“Björn van Gelderan is good. I’m telling you, he is.” (reader quote)
If you’ve read Cephrael’s Hand, perhaps you have an opinion on the Fifth Vestal’s motivations and actions. Perhaps you’ve decided that he’s been wrongly maligned by the other Vestals and the rest of humanity, the stories of his ill deeds compounded with each new retelling to satisfy mankind’s lust for conflict. Perhaps you’ve decided that he’s misunderstood or merely misguided, or maybe you’re still on the fence about the whole thing. You wouldn’t be alone.
I believe the best fantasy stories are grounded in some kind of reality—in a similarity found in the world itself, its politics, its religions or in the depth of the characters. In Cephrael’s Hand, I attempted to bring to life real people battling with real moral issues that could in some way translate back into our own lives (if not perhaps not with the same dire consequences).
I don’t believe villains go out into the world intending to become villains al la Austin Powers. Part of the challenge in telling Björn’s story comes with the understanding that there are at least two sides to every conflict, and unfortunately, Björn’s side is rarely told.

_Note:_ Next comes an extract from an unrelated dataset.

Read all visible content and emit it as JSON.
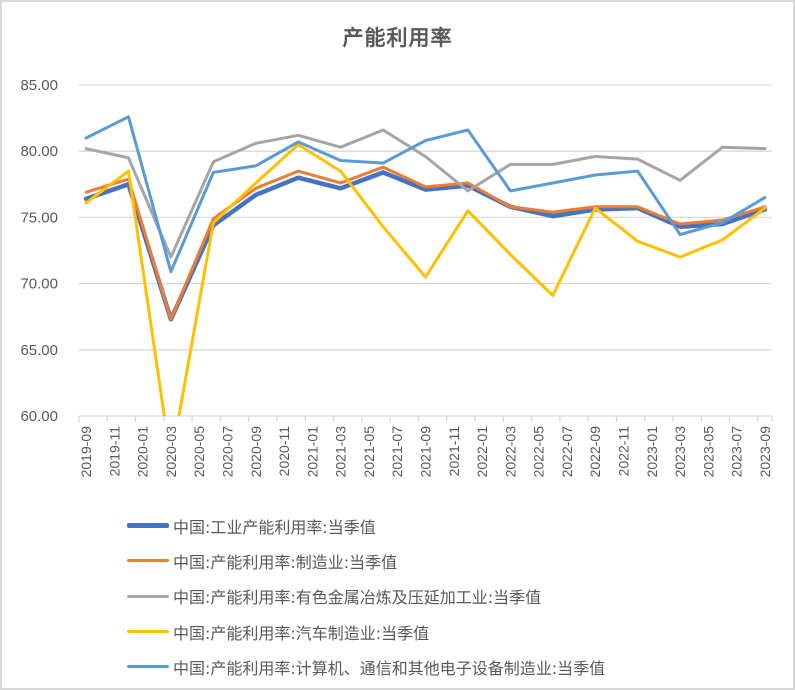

I think in life this is often true. Most people are content to believe whatever apostle shouts the loudest, either too lazy or too disinterested to take the time to find out if the shouter is even making sense. Either that or they tend to advocate for the other side mostly for the sake of having something to argue or complain about. But there seems to me to be a real dearth of free minds willing to take the time to see and understand new viewpoints without the need to criticize, belittle or otherwise invalidate them.
This is certainly the problem in Alorin, and it’s a problem that becomes clear to Prince Ean in Cephrael’s Hand, as he discovers that his advisors each have their own agendas which may or may not be aligned with his own. Eventually Ean begins to see that truth is relative. It’s relative to viewpoint. And bad and good…these labels don’t always have a place in judging another’s actions. Perhaps it isn’t the action but the consequences we should be judging.
Is Björn good or bad? As the zanthyr would say, there is Balance in all things.